Cam Newton has the mobility. Ryan Mallett has the arm. Blaine Gabbert has the size. Jake Locker has the grit. Jerrod Johnson makes a Pop Warner quarterback think he could succeed as a college quarterback.

What if I told you there's a quarterback who could wind up being better than all of them?

From the great state of Idaho that brings you potatoes and, uh, potatoes, comes University of Idaho Vandal quarterback Nathan Enderle. Those who choose to just look at statistics may write him off, but upon further inspection, there is a lot to like.

No one can deny he has the build to play in the NFL. At the East/West Shrine Game, he checked in at a 6'4" 243 lbs. His arms are short too, just 31 inches, to ensure a quick windup. This size also makes him a handful to be taken down to the ground. He isn't the next Ben Roethlisberger, but there have been times when Enderle has been able to shake off the defender and keep the play alive.
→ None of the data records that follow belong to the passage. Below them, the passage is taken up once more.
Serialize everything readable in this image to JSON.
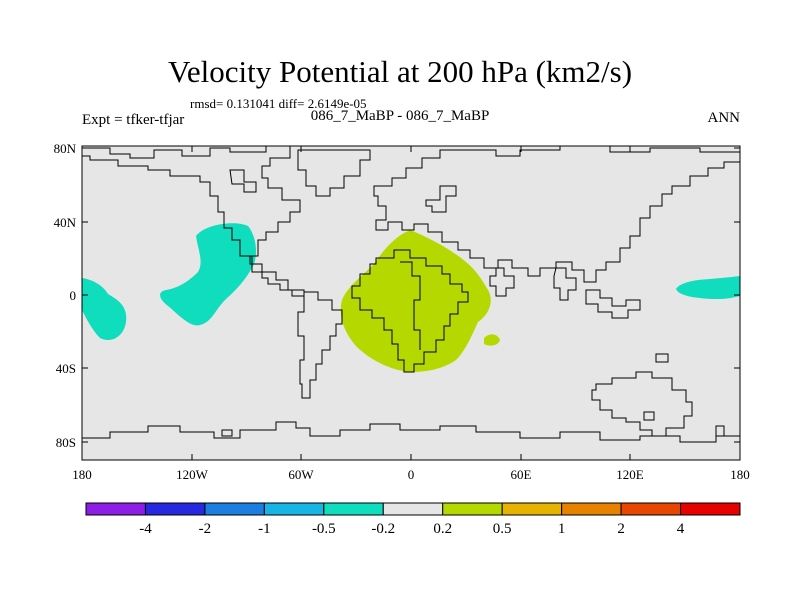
{
  "title": "Velocity Potential at 200 hPa (km2/s)",
  "stats": "rmsd= 0.131041 diff= 2.6149e-05",
  "left_label": "Expt = tfker-tfjar",
  "center_label": "086_7_MaBP - 086_7_MaBP",
  "right_label": "ANN",
  "y_ticks": [
    "80N",
    "40N",
    "0",
    "40S",
    "80S"
  ],
  "x_ticks": [
    "180",
    "120W",
    "60W",
    "0",
    "60E",
    "120E",
    "180"
  ],
  "colorbar": {
    "colors": [
      "#8c1ee6",
      "#2828e0",
      "#1c7ee0",
      "#18b4e6",
      "#10dcbe",
      "#e6e6e6",
      "#b4d800",
      "#e6b400",
      "#e68200",
      "#e64600",
      "#e60000"
    ],
    "labels": [
      "-4",
      "-2",
      "-1",
      "-0.5",
      "-0.2",
      "0.2",
      "0.5",
      "1",
      "2",
      "4"
    ]
  },
  "colors": {
    "background": "#e6e6e6",
    "negative_fill": "#10dcbe",
    "positive_fill": "#b4d800",
    "coastline": "#000000"
  }
}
Enderle has the ability to make every throw. He has the arm, able to flick the ball 50 yards while on the move. He offers good velocity on his passes as well. It's not all about arm strength for Enderle. He also shows the ability to put touch on his passes, throwing on-target fade routes against Louisiana Tech and Bosie State. Enderle shows good touch down the seam and can hit receivers outside of the hashmarks.

Don't let his low completion percentage fool you. Overall, he's an accurate passer. The Vandal is also a tough competitor. He will stand tall in the pocket and is willing to make a throw at the expense of his body, which is a good thing considering the sorry state of an offensive line he played behind in 2010.
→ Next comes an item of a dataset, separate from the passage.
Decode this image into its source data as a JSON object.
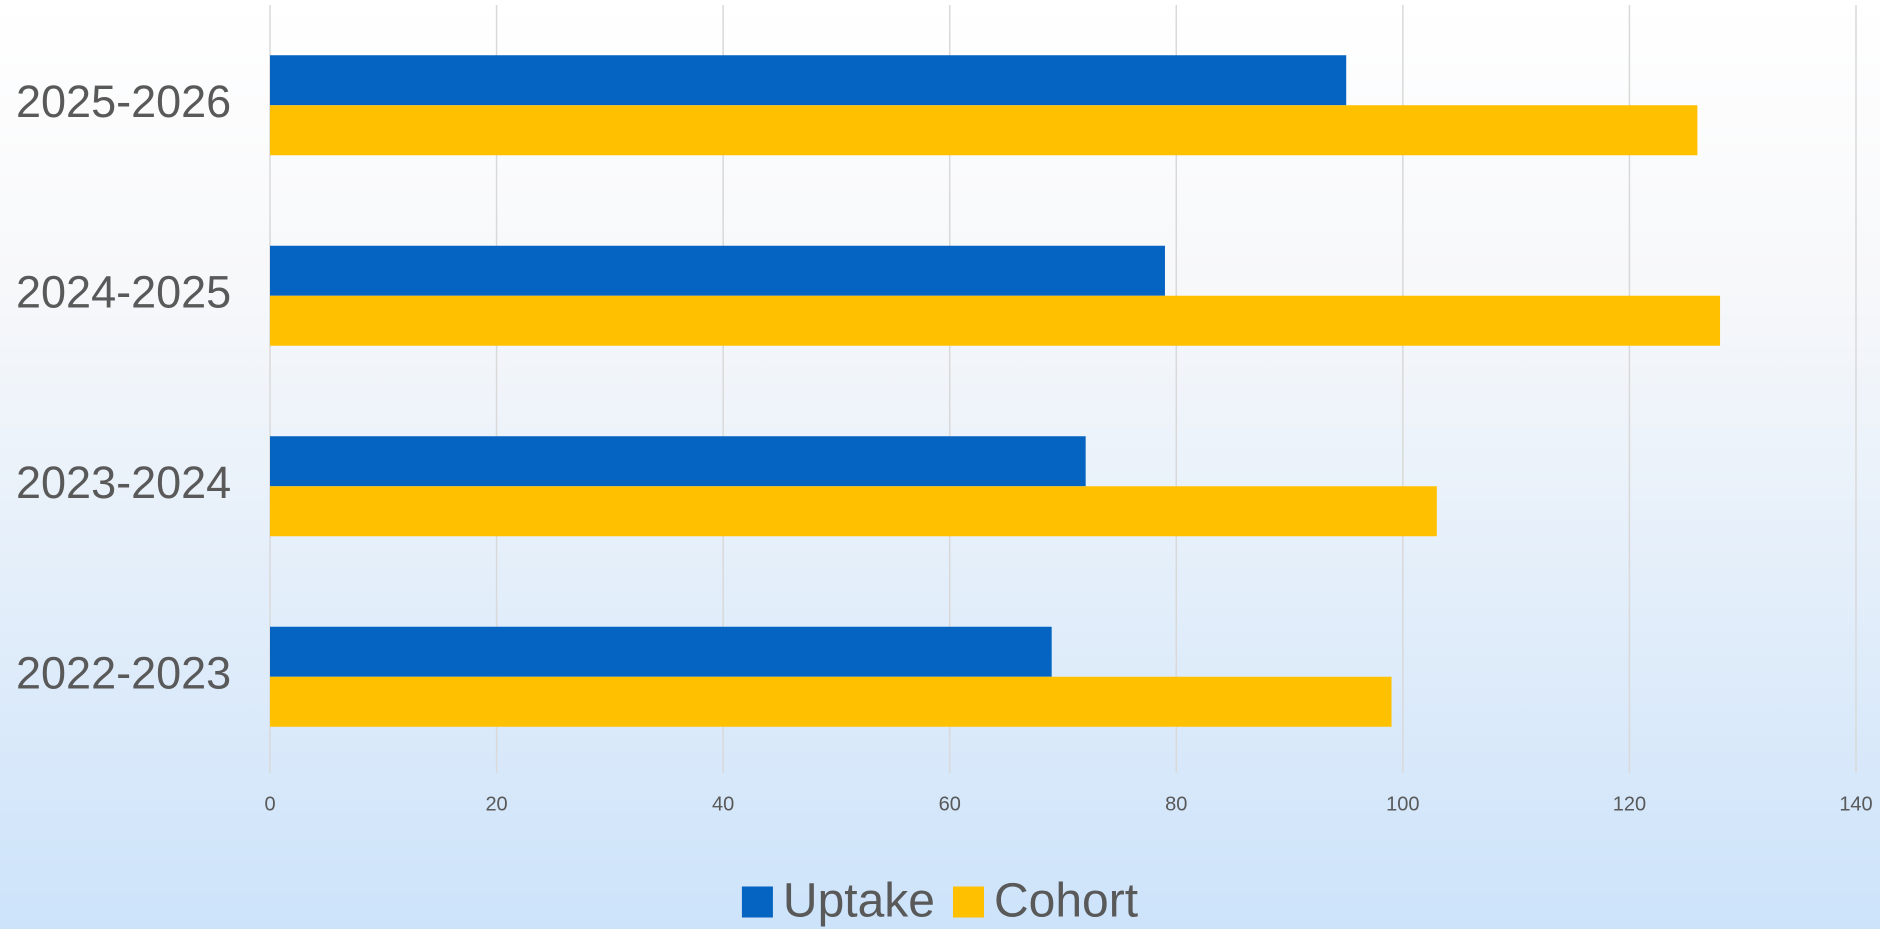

Idaho was not able to recover from losing one of its best offensive lineman in recent history, Mike Iupati. Enderle was under constant duress. The underrated quarterback has played in the East/West Shrine game and will be participating in the NFLPA game, formerly known as Texas vs. The Nation. He's letting scouts have an opportunity to watch him.
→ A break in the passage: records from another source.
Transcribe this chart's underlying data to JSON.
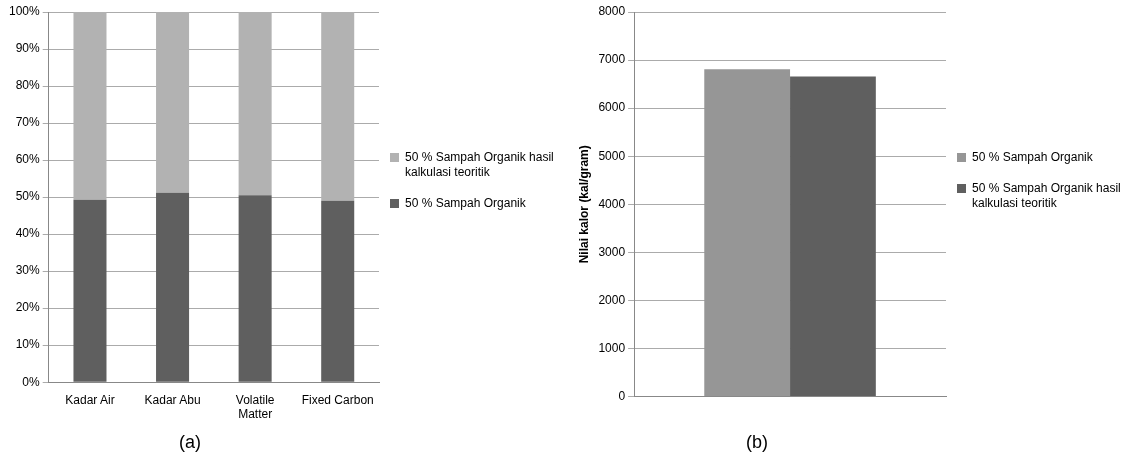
{
  "chart_data": [
    {
      "type": "bar",
      "stacked": true,
      "categories": [
        "Kadar Air",
        "Kadar Abu",
        "Volatile Matter",
        "Fixed Carbon"
      ],
      "series": [
        {
          "name": "50 % Sampah Organik",
          "color": "#5f5f5f",
          "values": [
            49.3,
            51.2,
            50.5,
            49
          ]
        },
        {
          "name": "50 % Sampah Organik hasil kalkulasi teoritik",
          "color": "#b2b2b2",
          "values": [
            50.7,
            48.8,
            49.5,
            51
          ]
        }
      ],
      "ylim": [
        0,
        100
      ],
      "yticks": [
        {
          "value": 0,
          "label": "0%"
        },
        {
          "value": 10,
          "label": "10%"
        },
        {
          "value": 20,
          "label": "20%"
        },
        {
          "value": 30,
          "label": "30%"
        },
        {
          "value": 40,
          "label": "40%"
        },
        {
          "value": 50,
          "label": "50%"
        },
        {
          "value": 60,
          "label": "60%"
        },
        {
          "value": 70,
          "label": "70%"
        },
        {
          "value": 80,
          "label": "80%"
        },
        {
          "value": 90,
          "label": "90%"
        },
        {
          "value": 100,
          "label": "100%"
        }
      ],
      "grid": "y",
      "legend": "right",
      "annotations": [
        "(a)"
      ]
    },
    {
      "type": "bar",
      "categories": [
        null
      ],
      "ylabel": "Nilai kalor (kal/gram)",
      "series": [
        {
          "name": "50 % Sampah Organik",
          "color": "#969696",
          "values": [
            6810
          ]
        },
        {
          "name": "50 % Sampah Organik hasil kalkulasi teoritik",
          "color": "#5f5f5f",
          "values": [
            6660
          ]
        }
      ],
      "ylim": [
        0,
        8000
      ],
      "yticks": [
        0,
        1000,
        2000,
        3000,
        4000,
        5000,
        6000,
        7000,
        8000
      ],
      "grid": "y",
      "legend": "right",
      "annotations": [
        "(b)"
      ]
    }
  ]
}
Mentally, Enderle shows encouraging signs. He is a bit of a gunslinger, as the interception numbers suggest, and will get tunnel vision. However, he was given permission to audible and frequently did so, showing his ability to read a defense. He's willing to check down when nothing downfield is available and goes through his progressions. He feels the rush well and can step up or sidestep to buy time. There are times when he breaks down and starts to pat the ball, but it isn't a major concern.

Idaho runs a pro style offense, meaning Enderle was often under center and has experience reading defenses while dropping back. His offensive coordinator and quarterbacks coach was Steve Axman, who has over 30 years of coaching experience. Idaho offered little in the run game, averaging just 88 yards per game, putting the bulk of the offense on the shoulders of Enderle. Receivers dropped countless passes and because of their large size, most being 6'3" or taller, they struggled to get consistent separation.

Perhaps just as important, Enderle helped lead Idaho out of the college football basement. They were a laughingstock of a football program struggling to even defeat FCS schools. Starting as a freshman, Enderle had to deal with a lot of hardship and a lot of losing. They won just three games in the first two years. He and head coach Robb Akey did not give up. In 2009, the Vandals won eight games with the last coming in a wild bowl victory over Bowling Green. Enderle threw the game-winning TD pass and two point conversion to lead Idaho past Bowling Green, 43-42.

The team took a step back in 2010, failing to earn a bowl berth but still winning six games. Enderle and the rest of the senior class finished their career with an overtime victory over San Jose State, capped by a 20-yard touchdown pass from Enderle to wide receiver Eric Greenwood to win the game.

There are more popular and flashier names than the relatively unknown quarterback from Idaho, but he has all the tools needed to succeed as a quarterback. Idaho won't be known for just potatoes much longer. They'll be known for a great quarterback.